The Study Committee on Direct Primary Care (DPC) met for the final time on Sept. 18 to make their final recommendations from their work this summer. The committee concluded without recommending any legislation but agreed that DPC is a positive part of the health care system and that the Group Insurance Board (GIB) should explore DPC for state employees. After the conclusion of the study committee proceedings, Sen. Chris Kapenga (R-Delafield) and Rep. Joe Sanfelippo (R-New Berlin) announced this week they will reintroduce their bill (2017 AB 798) on the first day of the 2019-20 legislative session.
The Sept. 18 meeting began with a panel of DPC patients who spoke about their experiences with DPC, reiterating its benefits of cost savings and better patient-provider relationships. Next, the committee heard from Paladina Health, a company that provides DPC model health care to large employers.
Following the presenters, the committee spent the bulk of the meeting discussing four decision points laid out by committee chair Sen. Alberta Darling (R-River Hills):
- Whether DPC is insurance
- The definition of DPC
- Consumer protections
- A DPC pilot in the state’s Medical Assistance (MA) program.
Legislative Council also provided the committee with an overview of statutes in other states.
The committee’s discussion led to little consensus among committee members regarding legislation. The committee ultimately decided not to recommend legislation but to:
- State that DPC is a positive part of the health care system in Wisconsin.
- Recommend that GIB explore an “employer-sponsored direct primary care model in the state employee health plan under its current structure.” (Committee vice-chair Rep. John Nygren (R-Marinette) requested the language “under its current structure” to avoid bringing up the idea of a self-insured employee health plan, which was discussed but not passed in the 2017-19 budget proceedings last session.)
- NOT recommend legislation on whether DPC is insurance, the definition of DPC, consumer protections, or an MA pilot.

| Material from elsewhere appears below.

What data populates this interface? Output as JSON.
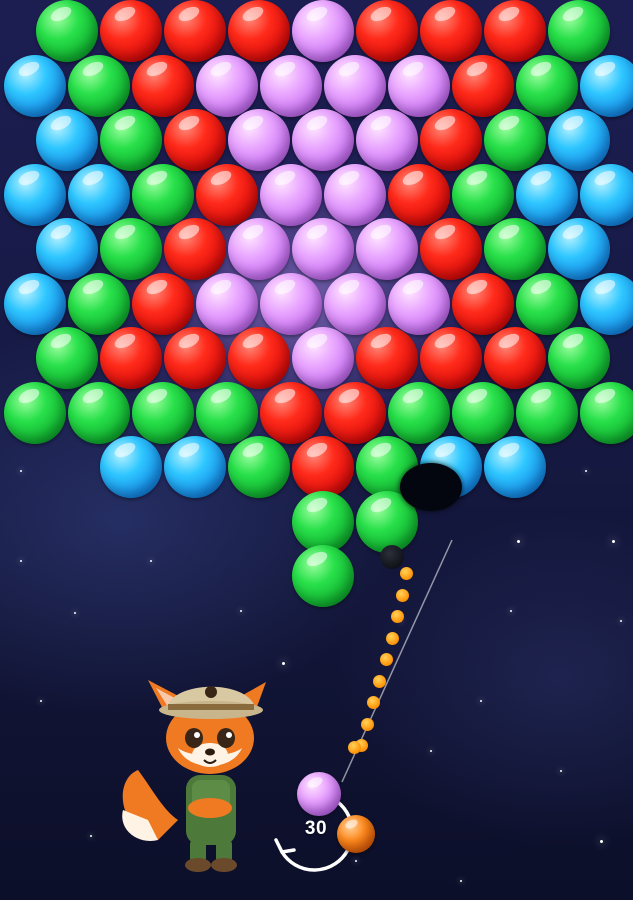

With no legislative direction from the committee, Kapenga and Sanfelippo said they plan to reintroduce the same language from the 2017-18 session. The bill would have codified DPC agreements in Wisconsin and required particular consumer disclosures. Under the bill as passed by the Assembly, a DPC agreement would have to state prominently that such an agreement is not health insurance and that DPC fees might not be credited towards deductibles or out-of-pocket maximum amounts under the patient’s health insurance. As amended, the bill also would have directed the Department of Health Services to create a work group to study the feasibility of creating a DPC pilot within the state’s MA program. The bill stalled in the Senate last session.